Sicher war am Montag nur: Die CDU und ihre Chefin Angela Merkel wollen fürs
Erste jeden Anschein vermeiden, als seien sie von der Annonce beeindruckt,
mit der die Konzernchefs am Wochenende in fast allen großen Zeitungen für
längere Laufzeiten und geringere Abgaben warben.
So richtig vehement fechten derzeit nur noch Mappus und seine Parteifreunde
aus Baden-Württemberg dafür, die Laufzeiten der deutschen Atomkraftwerke um
erheblich mehr als zehn Jahre zu verlängern. Sie tun es dafür umso lauter.
Ob Mappus selbst, seine Umweltministerin Tanja Gönner, der Energiepolitiker
Thomas Bareiß oder der Chef der baden-württembergischen CDU-Abgeordneten im
Bundestag, Thomas Strobl: sie alle lassen keine Gelegenheit aus, sich über
die Zögerlichkeit Merkels und ihres Umweltministers Norbert Röttgen zu
empören.
Zu dieser Riege zählt auch der Berliner Unionsfraktionschef Volker Kauder,
der aus Tuttlingen stammt und über das Thema auch seine persönliche Fehde
mit Bundesumweltminister Norbert Röttgen austrägt. Das Interesse von
Finanzminister Wolfgang Schäuble, der ebenfalls aus Baden-Württemberg
kommt, lässt sich schlichter zusammenfassen: Er will jene 2,3 Milliarden
Euro jährlich einnehmen, die mit der Brennelementesteuer hereinkommen
sollen. Egal wie die Laufzeitdebatte ausgeht.
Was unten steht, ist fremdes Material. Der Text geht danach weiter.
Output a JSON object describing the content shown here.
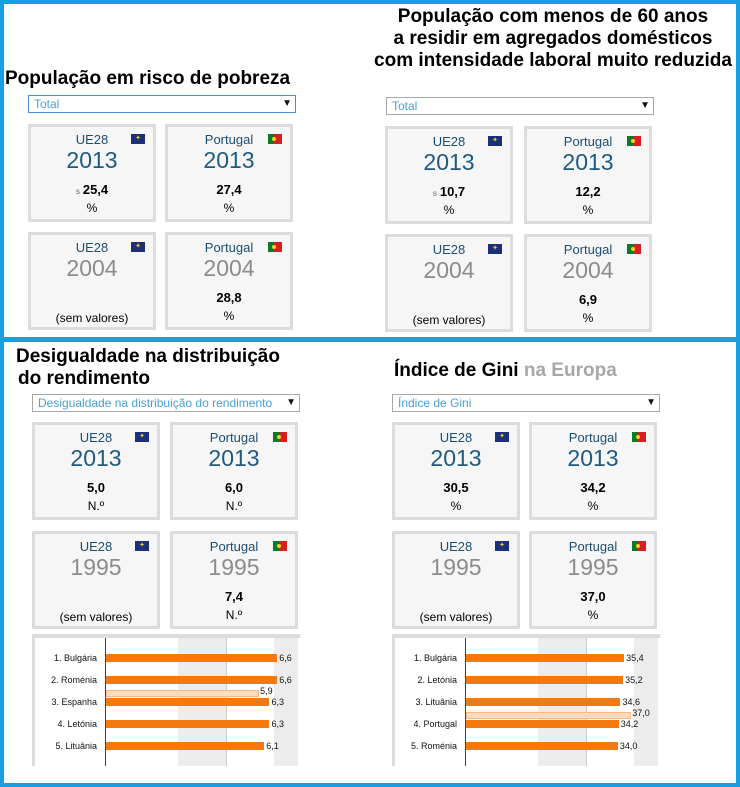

Erstaunlich ruhig ist es derzeit in Hessen, wo Atomfreund Roland Koch das
Amt des Regierungschefs aufgibt und die zuständige Ministerin Silke
Lautenschläger gleichfalls ihren Abschied nimmt. Die Nachfolger müssen sich
erst sortieren. Auch die Bayern sind ausnahmsweise etwas leiser. Anders als
Mappus hält es Seehofer offenbar nicht für angeraten, sein Image im
naturverbundenen Freistaat allzu eng mit dem Thema zu verknüpfen.
Jenseits von Stuttgart, Wiesbaden und München haben die Landespolitiker der
Union kein Interesse an einem neuen Kulturkampf ums Atom. Der neue
niedersächsische Ministerpräsident David McAllister verweigert sich
beharrlich Mappus Werben, sich bei den Atomfreunden einzureihen.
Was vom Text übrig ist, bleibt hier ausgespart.